The bearded barber who used to cut Kevin Durant’s hair low and close didn’t like the idea of his former client playing Monday night in Game 5 of the NBA Finals while still recovering from a calf injury.
The roller-skating grandma who attended the championship parade two years ago in Durant’s honor wailed, “Nooooo!” when she saw Durant lose the ball, bounce toward the sideline and then crumple to the court, pinching his right ankle.
The paralyzed sneakerhead who remembers when Durant once stopped by his store instantly knew it was an Achilles’ injury, though he hoped he was wrong. The Golden State Warriors, of course, confirmed that suspicion after the game.
Inside Scotiabank Arena, gloom painted the faces of Durant’s Warriors teammates. Some Toronto Raptors fans cheered the sight of a fallen Durant, then mercifully applauded every assisted step he took toward the locker room. NBA players tweeted mournful salutes, and fans around the globe extended sympathies. But when Durant left the game with a significant leg injury, one that could alter his career, the pain was perhaps most deeply felt at his home base.
“When I saw him fall, when he went down, I actually looked away,” said Melvin McCray, who coached Durant with the 9-and-under team at the Seat Pleasant Activity Center. “Because I knew. I said, 'That’s it.’ ”
Around Prince George’s County, Md., and especially in the city that hugs the borders of the District, Seat Pleasant, almost everyone has a Durant connection.

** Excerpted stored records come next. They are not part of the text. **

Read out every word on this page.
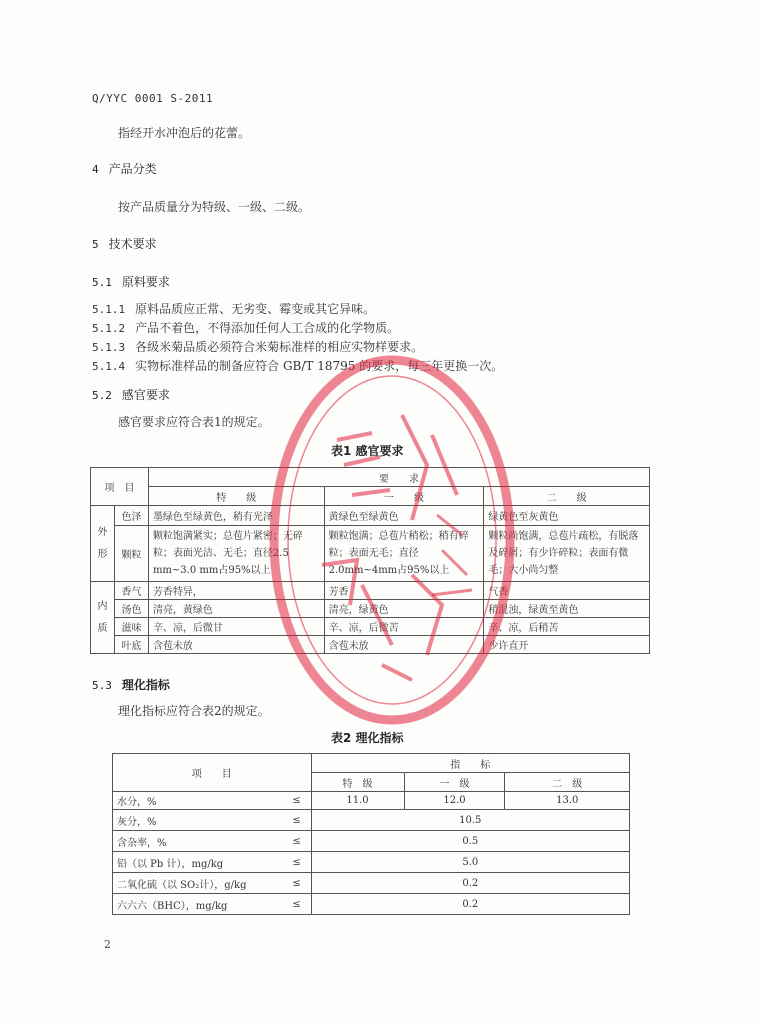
Q/YYC 0001 S-2011
指经开水冲泡后的花蕾。
4 产品分类
按产品质量分为特级、一级、二级。
5 技术要求
5.1 原料要求
5.1.1 原料品质应正常、无劣变、霉变或其它异味。
5.1.2 产品不着色，不得添加任何人工合成的化学物质。
5.1.3 各级米菊品质必须符合米菊标准样的相应实物样要求。
5.1.4 实物标准样品的制备应符合 GB/T 18795 的要求，每三年更换一次。
5.2 感官要求
感官要求应符合表1的规定。
表1 感官要求
项　目		要　　求		
		特　　级	一　　级	二　　级
外
形	色泽	墨绿色至绿黄色，稍有光泽	黄绿色至绿黄色	绿黄色至灰黄色
	颗粒	颗粒饱满紧实；总苞片紧密；无碎粒；表面光洁、无毛；直径2.5 mm~3.0 mm占95%以上	颗粒饱满；总苞片稍松；稍有碎粒；表面无毛；直径2.0mm~4mm占95%以上	颗粒尚饱满，总苞片疏松，有脱落及碎屑；有少许碎粒；表面有微毛；大小尚匀整
内
质	香气	芳香特异，	芳香	气香
	汤色	清亮，黄绿色	清亮，绿黄色	稍混浊，绿黄至黄色
	滋味	辛、凉，后微甘	辛、凉，后微苦	辛、凉，后稍苦
	叶底	含苞未放	含苞未放	少许直开
5.3 理化指标
理化指标应符合表2的规定。
表2 理化指标
项　　目		指　　标		
		特　级	一　级	二　级
水分，%	≤	11.0	12.0	13.0
灰分，%	≤	10.5		
含杂率，%	≤	0.5		
铅（以 Pb 计），mg/kg	≤	5.0		
二氧化硫（以 SO₂计），g/kg	≤	0.2		
六六六（BHC），mg/kg	≤	0.2		
2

The NBA superstar’s Seat Pleasant roots spread from the soul food cafe on Martin Luther King Highway to the recreation center where he used to sleep bundled under the court curtain because he stayed all day long.
Inside the humble community center, which houses a space for senior citizens and a renovated gym courtesy of the Kevin Durant Charity Foundation, McCray said the kid who turned into a superstar can always come back here for a spread of Maryland blue crab with family and friends and just be “Kevin.” They view him as the shy and quiet boy who loved playing basketball.
“We don’t look at Kevin as ‘KD,’ ” McCray said. “I still see the 8- or 9-year-old kid that’s running around in the gym.”
It explains why Durant’s injury twinged the hearts of those who have known him the longest.
“It’s just one of those things where you’re so excited,” said Stu Vetter, who coached Durant at Montrose Christian School in Rockville, “and then at the end you feel empty.”
Vetter helped send nine players to the NBA but never had a kid quite like Durant. He would show up to the Montrose gym at 6:30 a.m. to get up shots with then-assistant coach Dave Adkins, who now works with the Washington Wizards. As Vetter watched Game 5 in his living room and saw the injury, his thoughts drifted back to the teenage player who beat everyone to the gym.
“He likes to play the game probably as much as anybody I’ve ever coached,” Vetter said. “When he got hurt, I felt such a deep sadness for him. I think that sadness was felt throughout the game of basketball.”
Que Page, the owner of Q’s Barber Shop in Seat Pleasant, tuned into the game but was busy grilling salmon shish kebabs the moment Durant went down. Page’s expertise may be hair — he would use a one-inch clipper guard against the grain of Durant’s head — but he’s like any other armchair coach, believing Game 5 was too soon for a comeback. Durant had sat out more than a month recuperating from a calf strain.
“I knew he wasn’t ready,” Page said. “I think he came back because he wanted to help so much.”
Barbara Herring’s joy over Durant’s return to the court turned to horror as she watched the game at her favorite roller-skating rink.
“He’s got a lot of supporters in the area,” said Herring, reliving the disappointment during a lunch break at Keith & Sons Soul Food cafe, where employees said Durant favors the mac and cheese and chicken wings. “You got somebody that left here and is playing somewhere else but does take care of where he’s from.”
Two years ago, Spencer Hawkins shattered his vertebrae while playing flag football. He’s been paralyzed since but still drops hundreds of dollars on his favorite player’s shoes, the KD 6s. To him, Durant is more than a distant superstar. He’s the hero next-door.
At midnight Tuesday, Hawkins logged onto Instagram. He wanted to send Durant some encouragement from back home.
“ . . . DMV all day [I’m] from pg and always support you,” Hawkins said, concluding his message, “ . . . heal up.”